When the bubbles were blown and the last dance finished, she began the same process on the patios and terraces.
She didn't see a trace of Jack.
"Everything okay?" Laurel asked her.
"What? Yes. Sure. Everything went great. I'm just tired."
"Right there with you. At least tomorrow's event will be a breeze after today. Have you seen Jack?"
"What?" She jumped like a thief at the shrill of an alarm. "Why?"
"I lost track of him. I planned to bribe him with pastries to help with the breakdown. I guess he skipped."
"I guess. I wasn't paying attention."
Liar, liar. Why was she lying to her friend? It couldn't be a good sign.
"Parker and Mac are seeing off the stragglers," Laurel commented. "They'll do the security check. Do you want me to help you cart these to your place?"
"No, I've got it." Emma loaded the last of the leftovers she'd put back in the cooler. She'd donate the bulk to the local hospital, take the rest apart and make smaller arrangements to put around her place, and her friends'.

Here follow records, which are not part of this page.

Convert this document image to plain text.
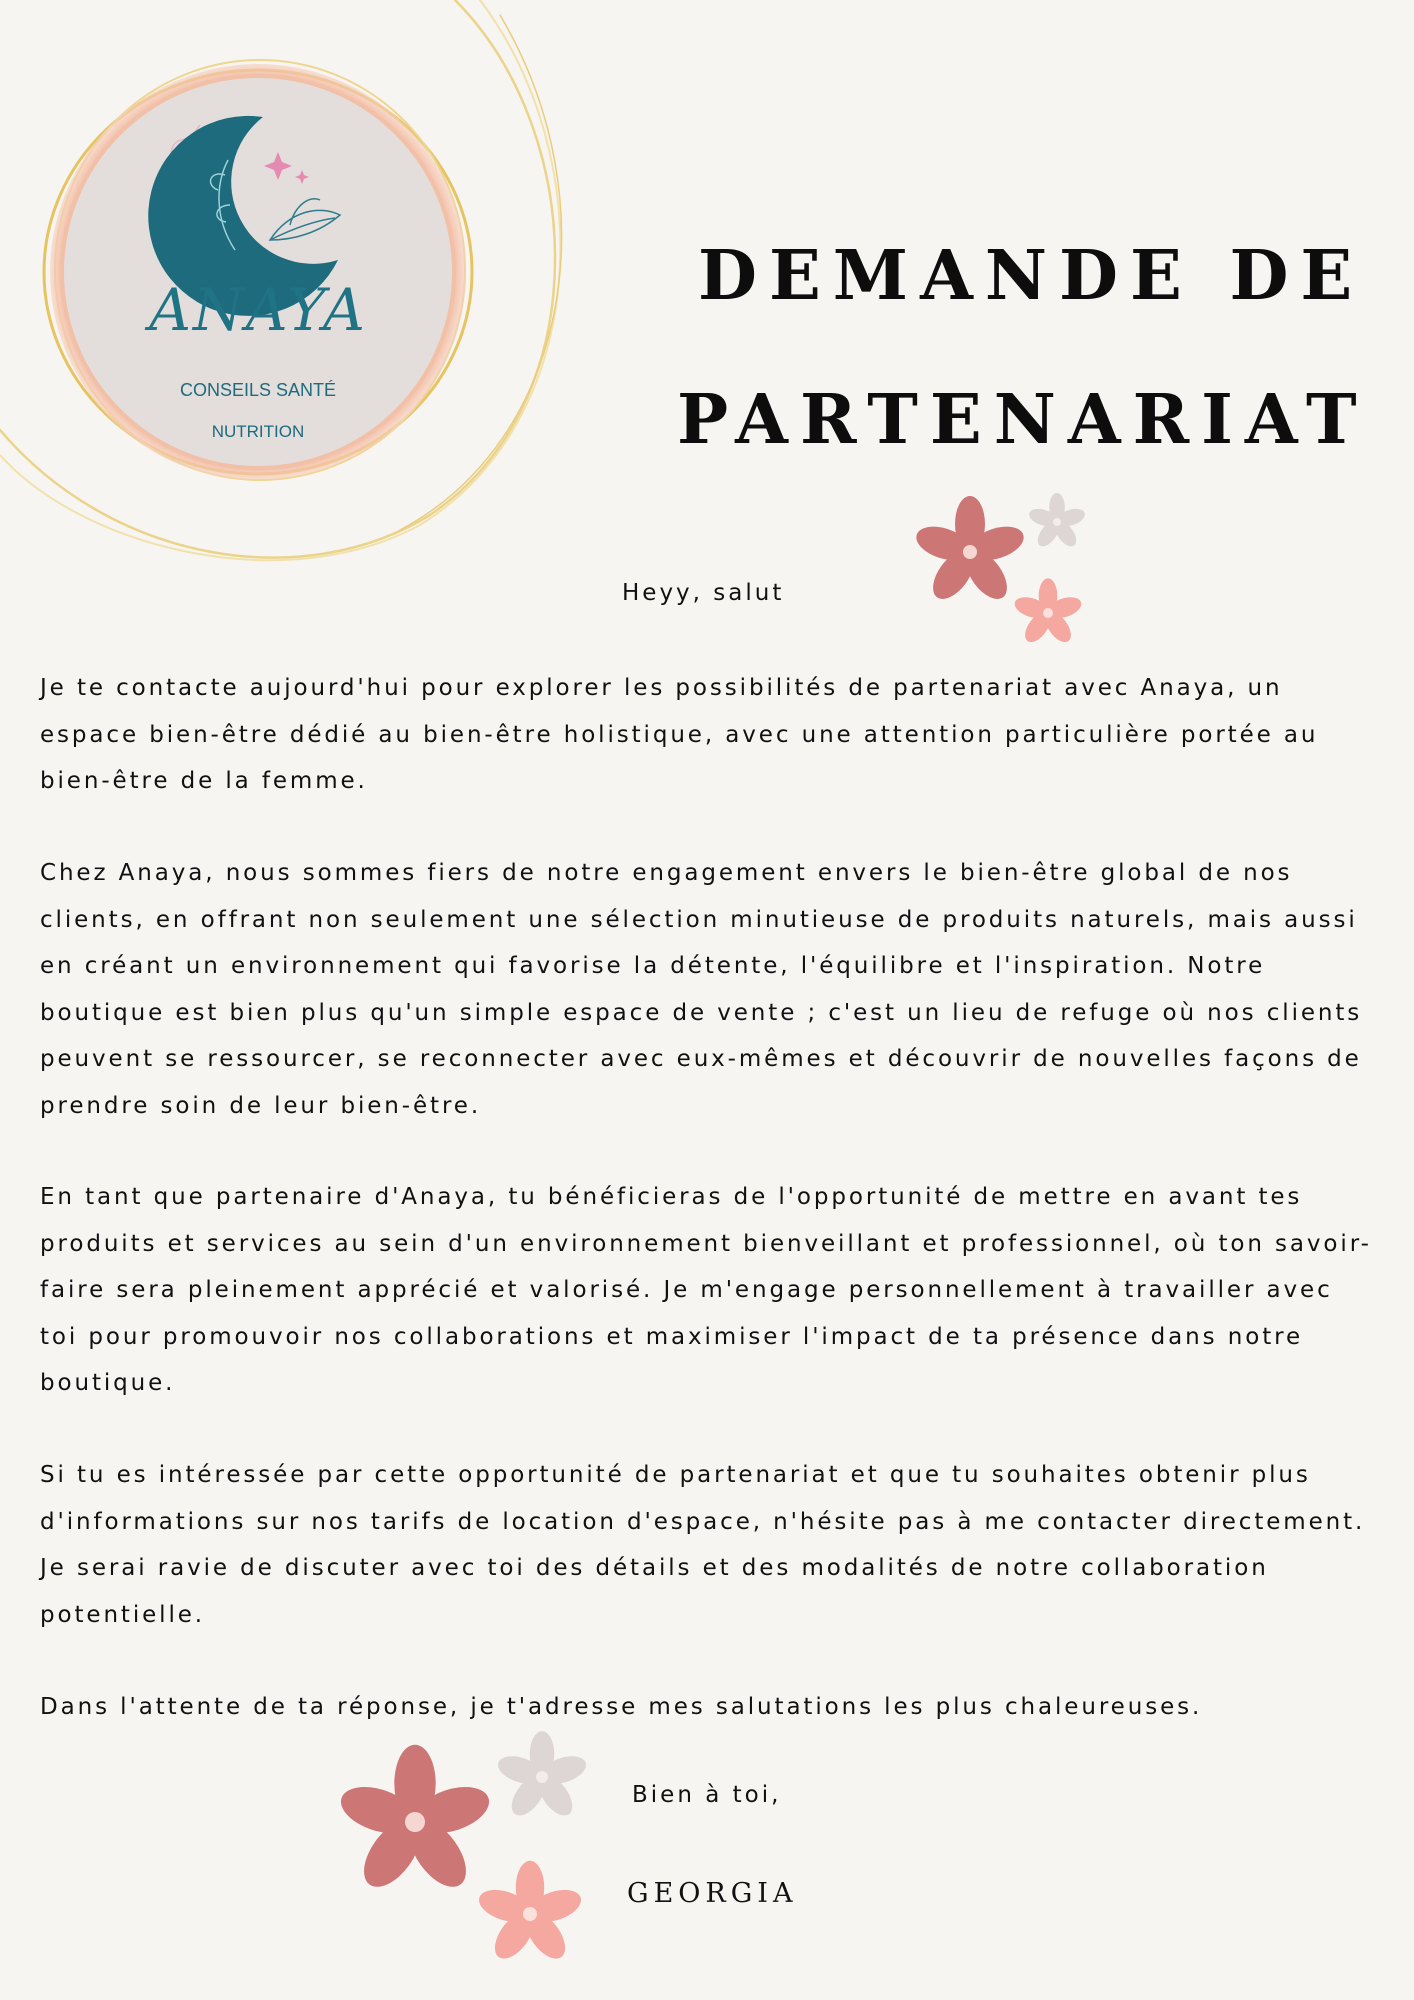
ANAYA
CONSEILS SANTÉ
NUTRITION
DEMANDE DE
PARTENARIAT
Heyy, salut

Je te contacte aujourd'hui pour explorer les possibilités de partenariat avec Anaya, un espace bien-être dédié au bien-être holistique, avec une attention particulière portée au bien-être de la femme.

Chez Anaya, nous sommes fiers de notre engagement envers le bien-être global de nos clients, en offrant non seulement une sélection minutieuse de produits naturels, mais aussi en créant un environnement qui favorise la détente, l'équilibre et l'inspiration. Notre boutique est bien plus qu'un simple espace de vente ; c'est un lieu de refuge où nos clients peuvent se ressourcer, se reconnecter avec eux-mêmes et découvrir de nouvelles façons de prendre soin de leur bien-être.

En tant que partenaire d'Anaya, tu bénéficieras de l'opportunité de mettre en avant tes produits et services au sein d'un environnement bienveillant et professionnel, où ton savoir-faire sera pleinement apprécié et valorisé. Je m'engage personnellement à travailler avec toi pour promouvoir nos collaborations et maximiser l'impact de ta présence dans notre boutique.

Si tu es intéressée par cette opportunité de partenariat et que tu souhaites obtenir plus d'informations sur nos tarifs de location d'espace, n'hésite pas à me contacter directement. Je serai ravie de discuter avec toi des détails et des modalités de notre collaboration potentielle.

Dans l'attente de ta réponse, je t'adresse mes salutations les plus chaleureuses.

Bien à toi,
GEORGIA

She closed the cargo doors. "See you in the morning."
She drove the van home, reversed the process and carried flowers and garlands into her cooler.
No matter how firmly she ordered her mind to stay calm and blank, it just kept opening up to one single thought.
Jack kissed her.
What did it mean?
Why should it mean anything?
A kiss was just that. It had just been a product of the moment. Nothing more.
She readied for bed, trying to convince herself it was nothing more.
But when a kiss blew right off the spark-o-meter, blasted through the scale, it was hard to describe it as "nothing more."
Something else was what it was, she admitted. And she didn't know what to do about it. That was frustrating because she always knew what to do when it came to men and kisses and sparks. She just knew.
She climbed into bed telling herself since she'd never be able to sleep, she'd just lie there in the dark until she came up with a solution.
And she dropped away in seconds, pushed off the edge by sheer exhaustion.
CHAPTER FIVE
EMMA GOT THROUGH THE SUNDAY EVENT AND HER MONDAY consults and adjusted the arrangements for some upcoming events due to changes of bridal minds.
She canceled two dates with two perfectly nice men she now had no desire to spend evenings with. She filled those evenings by doing inventory and ordering ribbons, pins, containers, forms.
And wondering if she should call Jack and make some light, breezy comment about the kiss-or pretend it never happened.
She alternated between the top options and a third, which involved going over to his house and jumping him. So she ended up doing nothing but tying herself into knots over it.
Annoyed with herself, she arrived early for a scheduled afternoon staff meeting. She cut through Laurel's kitchen, where her friend was arranging a plate of cookies beside a small fruit and cheese platter.
"I'm out of Diet Coke," Emma announced and opened the fridge to take one. "I'm out of almost everything because I keep forgetting my car battery is dead as disco."
"Did you call the garage?"
"That, at least, I remembered to do about ten minutes ago. When I confessed-under expert interrogation by the guy-that I've owned the car for four years, have never taken it in for a tune-up, couldn't remember exactly the last time, if ever, I've had the oil changed or some computer chip check job thing and other car business I don't remember now, he said he'd have it picked up, taken in."
Pouting a little, she popped the top and drank straight from the can. "I sort of felt as if I'd been holding my car hostage and he's releasing it. He made me feel like even more of an idiot than Jack did. I want a cookie."
"Help yourself."
Emma picked one up.
"Now I'm going to be without a car until he decides to give it back. If he does, and I'm not entirely sure he intends to."
"You've been without a car for over a week because your battery's dead."
"True, but I had the illusion of a car because it was sitting there. I guess I need to take the van and go to the grocery store, and the zillion other places I've put off going. I'm actually afraid to, as it occurred to me I've had the van for a year more than the car. It may rebel next."